Visita de Mourão à UFSM divide opiniões

Entidades dos segmentos criticam governo que ataca a educação


Convite da reitoria também foi estendido a Bolsonaro e ao ministro Abraham Weintraub

No próximo dia 15, o vice-presidente Hamilton Mourão deve visitar a UFSM, participando de atos de inauguração de algumas obras no campus sede, em Camobi. A Assessoria de Imprensa da Sedufsm ouviu representações das entidades sindicais e estudantis da instituição a respeito da visita, que foi um convite da Administração Central não apenas ao vice, mas ao próprio presidente Jair Bolsonaro e ao ministro da Educação, Abraham Weintraub.

Para o presidente da Sedufsm, Júlio Quevedo, é importante que a reitoria aproveite a presença do vice para cobrar do governo posições favoráveis à universidade. “Que a reitoria tenha a coragem de dizer para eles que se a universidade continuar do jeito que está, vai acabar fechando, e eles serão responsáveis por esse fechamento”, analisa.

Opinião semelhante tem o presidente da Atens, Clóvis Senger, para quem a presença de Mourão, por ser representante do governo, pode ser interessante para a universidade mostrar a ele os projetos desenvolvidos, bem como sua centralidade para a prestação de serviços à população.  

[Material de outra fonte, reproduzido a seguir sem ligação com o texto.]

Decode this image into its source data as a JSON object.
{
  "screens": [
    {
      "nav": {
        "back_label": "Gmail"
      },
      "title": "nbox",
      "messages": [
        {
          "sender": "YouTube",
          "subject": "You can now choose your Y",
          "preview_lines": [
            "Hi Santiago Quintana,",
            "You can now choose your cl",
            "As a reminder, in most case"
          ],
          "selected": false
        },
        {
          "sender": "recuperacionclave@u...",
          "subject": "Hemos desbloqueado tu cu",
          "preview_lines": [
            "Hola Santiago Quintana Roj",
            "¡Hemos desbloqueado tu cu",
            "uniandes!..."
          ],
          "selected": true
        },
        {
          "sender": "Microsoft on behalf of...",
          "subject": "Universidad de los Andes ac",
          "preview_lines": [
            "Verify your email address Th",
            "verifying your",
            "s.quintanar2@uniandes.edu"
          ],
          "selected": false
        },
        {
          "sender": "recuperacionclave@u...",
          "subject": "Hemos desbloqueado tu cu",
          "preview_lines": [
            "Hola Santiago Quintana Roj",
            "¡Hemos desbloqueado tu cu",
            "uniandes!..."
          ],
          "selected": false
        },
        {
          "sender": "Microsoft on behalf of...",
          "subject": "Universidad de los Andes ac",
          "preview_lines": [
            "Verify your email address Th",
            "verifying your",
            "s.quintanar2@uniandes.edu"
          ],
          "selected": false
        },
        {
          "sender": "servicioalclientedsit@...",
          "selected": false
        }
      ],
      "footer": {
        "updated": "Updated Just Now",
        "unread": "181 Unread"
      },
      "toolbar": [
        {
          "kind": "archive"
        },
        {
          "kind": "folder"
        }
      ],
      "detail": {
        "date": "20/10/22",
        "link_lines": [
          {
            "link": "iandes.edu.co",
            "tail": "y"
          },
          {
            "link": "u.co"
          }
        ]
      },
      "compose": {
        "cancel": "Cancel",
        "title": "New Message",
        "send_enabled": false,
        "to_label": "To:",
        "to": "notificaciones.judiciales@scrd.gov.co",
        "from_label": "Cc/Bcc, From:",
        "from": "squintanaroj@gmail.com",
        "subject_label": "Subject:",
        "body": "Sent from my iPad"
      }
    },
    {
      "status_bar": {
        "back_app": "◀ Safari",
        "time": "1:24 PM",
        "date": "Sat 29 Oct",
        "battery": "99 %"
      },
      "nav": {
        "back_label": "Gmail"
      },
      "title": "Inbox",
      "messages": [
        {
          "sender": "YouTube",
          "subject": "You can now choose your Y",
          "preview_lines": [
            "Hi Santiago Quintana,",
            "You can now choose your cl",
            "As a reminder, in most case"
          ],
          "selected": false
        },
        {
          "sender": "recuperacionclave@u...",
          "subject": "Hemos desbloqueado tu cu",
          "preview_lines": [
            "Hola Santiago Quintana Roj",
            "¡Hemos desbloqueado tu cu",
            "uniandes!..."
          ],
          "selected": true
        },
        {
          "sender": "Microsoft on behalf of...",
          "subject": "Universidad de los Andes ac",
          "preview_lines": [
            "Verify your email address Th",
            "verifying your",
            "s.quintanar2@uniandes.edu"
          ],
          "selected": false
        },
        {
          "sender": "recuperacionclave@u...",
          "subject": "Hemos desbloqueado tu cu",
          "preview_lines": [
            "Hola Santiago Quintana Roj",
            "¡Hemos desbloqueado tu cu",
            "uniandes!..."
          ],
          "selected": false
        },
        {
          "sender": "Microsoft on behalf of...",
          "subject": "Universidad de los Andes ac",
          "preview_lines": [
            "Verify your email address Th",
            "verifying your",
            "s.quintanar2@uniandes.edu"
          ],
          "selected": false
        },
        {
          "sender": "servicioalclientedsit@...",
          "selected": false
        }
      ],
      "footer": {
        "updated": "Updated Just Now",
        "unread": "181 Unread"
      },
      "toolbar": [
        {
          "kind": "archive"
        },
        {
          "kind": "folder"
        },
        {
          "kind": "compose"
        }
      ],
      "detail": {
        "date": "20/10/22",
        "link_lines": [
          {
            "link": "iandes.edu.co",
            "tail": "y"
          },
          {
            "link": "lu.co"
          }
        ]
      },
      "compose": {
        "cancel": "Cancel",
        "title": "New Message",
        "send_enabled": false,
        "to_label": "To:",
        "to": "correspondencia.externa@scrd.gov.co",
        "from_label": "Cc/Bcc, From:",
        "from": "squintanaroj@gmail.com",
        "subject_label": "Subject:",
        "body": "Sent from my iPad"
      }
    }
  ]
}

“Como representante é importante que venha, mas isso não impede que a gente se contraponha firmemente em relação à política desenvolvida pelo atual governo, que desde a sua posse tem tratado a educação e a saúde pública com certo desprezo, retirando investimentos e recursos desses setores que a gente considera extremamente importantes para o desenvolvimento do país. Temos de mostrar que a universidade faz muito mais do que aquilo que é colocado na mídia”, diz Senger. 

Contradição

É contraditório um governo que vem impondo uma série de cortes às universidades querer visitá-las. A opinião é de Kauã Wioppiold, membro do DCE-UFSM.

“O convite formal realizado pela UFSM demonstra uma postura da instituição em tentar dialogar sobre o quanto a UFSM está sendo afetada com os cortes da educação e, consequentemente, tentar reverter a situação. O DCE tem a convicção de que o atual governo não irá mudar de posição em relação aos cortes, pois eles fazem parte do projeto que elegeu Bolsonaro e Mourão. Portanto, sabemos que o diálogo não irá ter nenhum resultado.  Em razão deste cenário, é importante a mobilização da categoria estudantil e de todas as outras categorias, para estarem nas ruas lutando pela educação pública do nosso país, porque somente assim derrotaremos este projeto. Dia 14 de junho será um dia importante, a população demonstrará, um dia antes da vinda de Bolsonaro e Mourão, que está insatisfeita com as políticas adotadas pelo atual governo, como a reforma da previdência e os cortes na educação”, diz o estudante.

Inimigos da educação

Wioppoild ainda destaca que que “o atual governo, na figura de Mourão, representa os inimigos da educação pública, que estão sucateando as nossas universidades e dificultando a permanência da maioria dos estudantes. Por isso, é uma falta de coerência Mourão querer visitar a universidade, após uma série de atos, que com protagonismo de estudantes e milhares de pessoas, lotaram as ruas de Santa Maria, contra os cortes da educação.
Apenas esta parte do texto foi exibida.